6. For a space of continuous functions on $$[a, b]$$, denoted $$\mathcal{C}([a, b])$$, $$d_I(f, g) = \int_a^b |f - g| dx$$.
7. For a space of continuous bounded functions on $$\mathbb{R}$$, denoted $$\mathcal{C}_b(\mathbb{R})$$, $$d_{\sup}(f, g) = \sup_{x \in R} |f(x) - g(x)|$$, also known as sup norm.
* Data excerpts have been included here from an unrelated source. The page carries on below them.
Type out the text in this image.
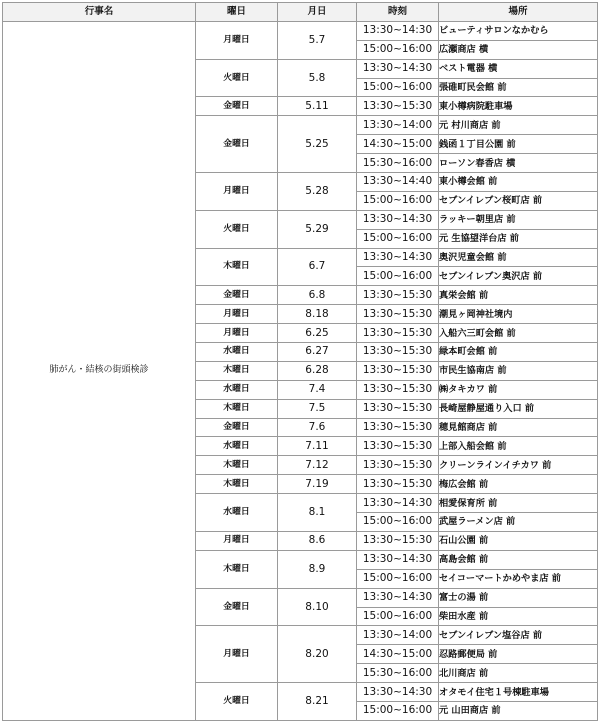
行事名	曜日	月日	時刻	場所
肺がん・結核の街頭検診	月曜日	5.7	13:30~14:30	ビューティサロンなかむら
			15:00~16:00	広瀬商店 横
	火曜日	5.8	13:30~14:30	ベスト電器 横
			15:00~16:00	張碓町民会館 前
	金曜日	5.11	13:30~15:30	東小樽病院駐車場
	金曜日	5.25	13:30~14:00	元 村川商店 前
			14:30~15:00	銭函１丁目公園 前
			15:30~16:00	ローソン春香店 横
	月曜日	5.28	13:30~14:40	東小樽会館 前
			15:00~16:00	セブンイレブン桜町店 前
	火曜日	5.29	13:30~14:30	ラッキー朝里店 前
			15:00~16:00	元 生協望洋台店 前
	木曜日	6.7	13:30~14:30	奥沢児童会館 前
			15:00~16:00	セブンイレブン奥沢店 前
	金曜日	6.8	13:30~15:30	真栄会館 前
	月曜日	8.18	13:30~15:30	潮見ヶ岡神社境内
	月曜日	6.25	13:30~15:30	入船六三町会館 前
	水曜日	6.27	13:30~15:30	緑本町会館 前
	木曜日	6.28	13:30~15:30	市民生協南店 前
	水曜日	7.4	13:30~15:30	㈱タキカワ 前
	木曜日	7.5	13:30~15:30	長崎屋静屋通り入口 前
	金曜日	7.6	13:30~15:30	穂見館商店 前
	水曜日	7.11	13:30~15:30	上部入船会館 前
	木曜日	7.12	13:30~15:30	クリーンラインイチカワ 前
	木曜日	7.19	13:30~15:30	梅広会館 前
	水曜日	8.1	13:30~14:30	相愛保育所 前
			15:00~16:00	武屋ラーメン店 前
	月曜日	8.6	13:30~15:30	石山公園 前
	木曜日	8.9	13:30~14:30	高島会館 前
			15:00~16:00	セイコーマートかめやま店 前
	金曜日	8.10	13:30~14:30	富士の湯 前
			15:00~16:00	柴田水産 前
	月曜日	8.20	13:30~14:00	セブンイレブン塩谷店 前
			14:30~15:00	忍路郵便局 前
			15:30~16:00	北川商店 前
	火曜日	8.21	13:30~14:30	オタモイ住宅１号棟駐車場
			15:00~16:00	元 山田商店 前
The supremum exists because the functions are bounded in their values.
8. For any set $$X$$, a discrete metric is defined as \begin{align} d_{discrete} = \begin{cases} 0 & \text{ if } p = q\\ 1 & \text{ otherwise} \end{cases} \end{align}

# Open Balls

A neighborhood, or open ball, of radius $$r$$ is $$N_r(x) = \{y : d(x, y) < r\}$$, alternatively denoted as $$B_r(x)$$ or $$B(x; r)$$. It tells us which points are nearby each other.

# Closed Balls

A closed ball of radius $$r$$ is $$\overline{N_r(x)} = \{y : d(x, y) \leq r\}$$, alternatively denoted as $$B_r[x]$$ or $$B[x; r]$$.